Building and climbing a Chemical Ladder

A recent post by Jake Vanderplas described Word Ladders, and gave me an idea. A Word Ladder is a game developed by Lewis Carroll that involves converting one word into another one letter at a time, while passing through only valid words. For example, to convert MAD into HAT, a valid word ladder would be MAD->MAT->HAT or MAD->HAD->HAT.

Here I propose the term Chemical Ladder for a Word Ladder that is restricted to chemical names. For example, try converting from Barbamate to Carbazide in 4 steps only using valid chemical names. Or from Anginine to Arsonite.

So, how did I come up with these examples? Well, NextMove Software’s CaffeineFix can do chemical spelling correction based on a dictionary (or grammar). The spelling suggestions provided by CaffeineFix are substitutions, deletions and insertions, but if we consider just the 1-letter substitutions, this is exactly the transformation needed to build a word ladder, e.g.

>>> from caffeinefix import CaffeineFix
>>> cf = CaffeineFix("mydictionary.cfx")
>>> list(cf.suggest("azite"))
["azote", "azine"]

To begin with I downloaded the list of synonyms from PubChem, and filtered to remove database identifiers and various other cruft. I compiled these into a CaffeineFix dictionary, and edited the suggest method to just return substitutions (suggest_substitutions in the code below). The code shown below then uses the suggested substitutions for each chemical name to create a graph that I visualised to identify Chemical Ladders (see example below). A longer version of the code could be written to identify the Chemical Ladders more automatically.

Just in case any highly-respected and discerning chemistry society wants to include Chemical Ladders in its weekly or monthly magazine, I’ve decided not to include the full output of the program in this blogpost, apart from the image above. What do you think? Could this be the next ChemDoku?

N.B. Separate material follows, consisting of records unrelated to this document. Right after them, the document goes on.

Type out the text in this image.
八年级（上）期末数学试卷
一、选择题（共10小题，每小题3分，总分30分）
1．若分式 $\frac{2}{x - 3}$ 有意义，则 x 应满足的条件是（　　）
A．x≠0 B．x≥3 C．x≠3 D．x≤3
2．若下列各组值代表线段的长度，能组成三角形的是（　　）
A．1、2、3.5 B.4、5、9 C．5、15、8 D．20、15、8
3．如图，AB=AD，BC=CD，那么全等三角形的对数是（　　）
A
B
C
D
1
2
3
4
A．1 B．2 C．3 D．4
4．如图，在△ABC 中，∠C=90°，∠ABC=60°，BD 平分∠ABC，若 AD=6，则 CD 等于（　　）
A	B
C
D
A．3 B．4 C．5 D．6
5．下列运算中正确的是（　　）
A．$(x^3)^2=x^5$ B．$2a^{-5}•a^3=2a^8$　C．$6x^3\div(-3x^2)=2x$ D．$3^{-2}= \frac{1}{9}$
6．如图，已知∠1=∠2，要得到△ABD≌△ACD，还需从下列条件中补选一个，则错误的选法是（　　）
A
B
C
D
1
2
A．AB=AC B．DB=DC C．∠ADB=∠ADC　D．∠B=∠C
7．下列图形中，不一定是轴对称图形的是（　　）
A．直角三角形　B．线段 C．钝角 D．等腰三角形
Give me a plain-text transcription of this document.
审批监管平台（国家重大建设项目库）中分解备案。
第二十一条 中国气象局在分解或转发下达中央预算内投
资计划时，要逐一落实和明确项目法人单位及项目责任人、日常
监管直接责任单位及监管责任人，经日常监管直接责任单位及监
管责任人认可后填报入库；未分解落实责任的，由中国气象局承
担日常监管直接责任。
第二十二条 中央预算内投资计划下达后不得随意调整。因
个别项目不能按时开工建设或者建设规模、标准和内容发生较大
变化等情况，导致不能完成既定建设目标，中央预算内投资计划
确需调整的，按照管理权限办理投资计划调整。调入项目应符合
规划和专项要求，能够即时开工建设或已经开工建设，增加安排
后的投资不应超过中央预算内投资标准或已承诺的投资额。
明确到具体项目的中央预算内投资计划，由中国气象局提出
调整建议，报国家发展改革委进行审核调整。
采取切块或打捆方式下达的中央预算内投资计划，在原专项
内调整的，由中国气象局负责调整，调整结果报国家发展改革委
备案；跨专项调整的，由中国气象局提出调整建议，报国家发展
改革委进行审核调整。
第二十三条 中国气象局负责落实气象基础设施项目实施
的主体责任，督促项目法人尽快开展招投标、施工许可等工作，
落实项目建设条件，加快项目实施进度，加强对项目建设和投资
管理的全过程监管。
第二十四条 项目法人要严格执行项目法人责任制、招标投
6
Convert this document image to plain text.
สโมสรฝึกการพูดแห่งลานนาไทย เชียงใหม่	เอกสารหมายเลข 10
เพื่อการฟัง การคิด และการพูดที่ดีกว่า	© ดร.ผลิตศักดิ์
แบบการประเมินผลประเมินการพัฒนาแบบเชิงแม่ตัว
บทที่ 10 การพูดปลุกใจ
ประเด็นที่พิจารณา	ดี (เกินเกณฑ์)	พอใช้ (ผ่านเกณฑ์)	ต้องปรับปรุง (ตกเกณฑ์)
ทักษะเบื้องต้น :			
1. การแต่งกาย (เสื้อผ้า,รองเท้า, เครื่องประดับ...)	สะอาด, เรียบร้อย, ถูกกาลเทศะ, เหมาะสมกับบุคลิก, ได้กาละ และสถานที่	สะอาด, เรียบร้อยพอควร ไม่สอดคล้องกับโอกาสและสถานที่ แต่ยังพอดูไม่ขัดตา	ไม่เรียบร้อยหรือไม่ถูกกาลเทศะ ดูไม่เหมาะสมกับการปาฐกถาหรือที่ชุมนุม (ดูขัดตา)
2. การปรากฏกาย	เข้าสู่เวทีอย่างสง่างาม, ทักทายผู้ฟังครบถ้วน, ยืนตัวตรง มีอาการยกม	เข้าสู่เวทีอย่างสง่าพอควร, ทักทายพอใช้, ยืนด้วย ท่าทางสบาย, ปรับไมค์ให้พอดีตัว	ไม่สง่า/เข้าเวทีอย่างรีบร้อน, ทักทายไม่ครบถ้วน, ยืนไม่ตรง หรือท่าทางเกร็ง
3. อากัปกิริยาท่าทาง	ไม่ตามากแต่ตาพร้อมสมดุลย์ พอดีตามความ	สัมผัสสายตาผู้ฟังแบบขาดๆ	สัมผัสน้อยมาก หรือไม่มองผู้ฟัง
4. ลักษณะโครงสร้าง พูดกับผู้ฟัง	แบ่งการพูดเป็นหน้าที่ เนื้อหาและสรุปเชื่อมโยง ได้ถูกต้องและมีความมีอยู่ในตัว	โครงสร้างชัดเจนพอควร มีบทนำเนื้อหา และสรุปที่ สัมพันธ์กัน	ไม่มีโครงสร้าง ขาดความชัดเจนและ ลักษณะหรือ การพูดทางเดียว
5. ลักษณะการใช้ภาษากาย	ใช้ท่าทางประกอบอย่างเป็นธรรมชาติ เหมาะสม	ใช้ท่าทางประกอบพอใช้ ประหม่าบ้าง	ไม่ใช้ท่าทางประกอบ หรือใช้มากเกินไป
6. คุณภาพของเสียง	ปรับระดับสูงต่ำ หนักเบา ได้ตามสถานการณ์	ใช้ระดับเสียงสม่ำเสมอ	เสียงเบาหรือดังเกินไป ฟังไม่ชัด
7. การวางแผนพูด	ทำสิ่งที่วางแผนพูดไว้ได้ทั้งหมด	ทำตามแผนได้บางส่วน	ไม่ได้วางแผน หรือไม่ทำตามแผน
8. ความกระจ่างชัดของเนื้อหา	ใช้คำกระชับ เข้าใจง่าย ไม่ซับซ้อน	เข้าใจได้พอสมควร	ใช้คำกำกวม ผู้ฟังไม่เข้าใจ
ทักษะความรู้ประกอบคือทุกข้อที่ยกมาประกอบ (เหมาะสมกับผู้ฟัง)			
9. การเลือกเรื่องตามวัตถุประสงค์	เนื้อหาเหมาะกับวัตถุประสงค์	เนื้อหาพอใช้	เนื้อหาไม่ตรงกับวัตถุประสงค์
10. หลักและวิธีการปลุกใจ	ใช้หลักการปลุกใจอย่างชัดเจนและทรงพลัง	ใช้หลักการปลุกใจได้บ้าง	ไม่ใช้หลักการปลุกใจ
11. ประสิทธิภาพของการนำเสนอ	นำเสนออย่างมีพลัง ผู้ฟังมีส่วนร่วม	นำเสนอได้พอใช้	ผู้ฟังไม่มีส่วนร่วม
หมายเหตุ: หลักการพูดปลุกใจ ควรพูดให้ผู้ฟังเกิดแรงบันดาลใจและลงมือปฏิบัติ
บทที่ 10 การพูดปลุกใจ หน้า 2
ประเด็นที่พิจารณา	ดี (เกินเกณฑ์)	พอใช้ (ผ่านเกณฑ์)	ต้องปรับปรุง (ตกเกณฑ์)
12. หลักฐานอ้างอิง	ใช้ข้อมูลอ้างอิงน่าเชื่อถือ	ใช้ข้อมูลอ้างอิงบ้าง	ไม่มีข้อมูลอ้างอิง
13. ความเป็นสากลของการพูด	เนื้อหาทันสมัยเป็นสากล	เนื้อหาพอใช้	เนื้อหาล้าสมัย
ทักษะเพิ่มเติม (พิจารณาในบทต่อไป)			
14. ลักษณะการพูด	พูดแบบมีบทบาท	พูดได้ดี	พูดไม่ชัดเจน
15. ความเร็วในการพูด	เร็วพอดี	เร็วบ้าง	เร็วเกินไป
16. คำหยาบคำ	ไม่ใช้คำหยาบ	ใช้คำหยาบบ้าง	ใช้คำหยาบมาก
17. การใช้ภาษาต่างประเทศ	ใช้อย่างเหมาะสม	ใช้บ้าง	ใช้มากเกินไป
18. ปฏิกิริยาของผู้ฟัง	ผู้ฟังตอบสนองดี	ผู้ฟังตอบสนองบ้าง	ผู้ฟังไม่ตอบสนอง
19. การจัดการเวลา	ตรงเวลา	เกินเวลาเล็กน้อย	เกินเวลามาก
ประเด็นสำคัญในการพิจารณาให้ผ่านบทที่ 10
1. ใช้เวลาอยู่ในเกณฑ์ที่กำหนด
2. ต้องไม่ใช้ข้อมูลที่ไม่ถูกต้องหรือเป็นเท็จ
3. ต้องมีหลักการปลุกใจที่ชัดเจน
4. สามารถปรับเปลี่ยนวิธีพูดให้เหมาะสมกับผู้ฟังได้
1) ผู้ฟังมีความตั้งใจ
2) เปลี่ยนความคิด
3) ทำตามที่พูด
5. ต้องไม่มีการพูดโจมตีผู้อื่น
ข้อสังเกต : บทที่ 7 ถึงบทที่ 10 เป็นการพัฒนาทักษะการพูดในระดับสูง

from collections import defaultdict

from caffeinefix import CaffeineFix

def difference(a, b):
    for i, (d, e) in enumerate(zip(a,b)):
        if d != e:
            return i

def nearest(name):
    suggestions = list(cf.suggest_substitutions(name))
    suggestions.remove(name)
    return (name, suggestions)

replacements = [("0", "zero"), ("%", "PERCENT"), ("+", "PLUS"), ("4", "FOUR"),
                ("7", "SEVEN"), ("9", "NINE"), ("6", "SIX"), ("8", "EIGHT"),
                (")", "RBRACKET"), ("'", "APOSTROPHE"), ("@", "AT"),
                ("}", "RBRACKETB"), ("{", "LBRACKETB"), (":", "COLON"),
                ("/", "FSLASH"), (".", "PERIOD"), ("&", "AMPERSAND"),
                ("^", "CIRCUMFLEX"), ("[", "LBRACKETC"), ("]", "RBRACKETC"),
                ("|", "PIPE"), (";", "SEMICOLON")]

def fix(name):
    name = name.replace("-", "_").replace("1", "one").replace("2", "two").replace("3", "three").replace("5", "five").replace(",", "_").replace("?", "Q").replace("(", "LB").replace(" ", "SPACE")
    for x, y in replacements:
        name = name.replace(x, y)
    return name

if __name__ == "__main__":
    cf = CaffeineFix(r"C:\Tools\LargeData\PubChem_Synonyms\pubchem.cfx")
    names = [x.strip() for x in open(r"C:\Tools\LargeData\PubChem_Synonyms\lowercase_sorted_uniq.txt", "r") if x.rstrip()
             and len(x) == 10]
    results = map(nearest, names)

    output = open("wordladder_10.txt", "w")
    output.write("graph graphname {\n")

    for x, y in results:
        if len(y) > 1:
            collate = defaultdict(list)
            for w in y:
                collate[difference(x, w)].append(w)
            if len(collate) > 1:
                for v in collate.values():
                    output.write('%s [label="%s"];\n' % (fix(x), x))
                    for z in v:
                        output.write("%s -- %s\n" % (fix(x), fix(z)))
                        output.write('%s [label="%s"];\n' % (fix(z), z))

    output.write("}\n")
    output.close()

Note: A couple of people have asked why are there two edges for only some of the connections in the graph. This would be the case if I retained all of the original edges, as if A is a spelling correction of B, then B is a spelling correction of A. However, since a word ladder can only exist if a node in the graph has at least two connections, I filter out all those cases where a node has only a single connection (otherwise you end up with a lot of ‘word ladders’ composed of just two words). So, if I have A->B, B->(A, C), C->(B, D), D->C, then A->B and D->C will be removed, and the graph will be A-B=C-D.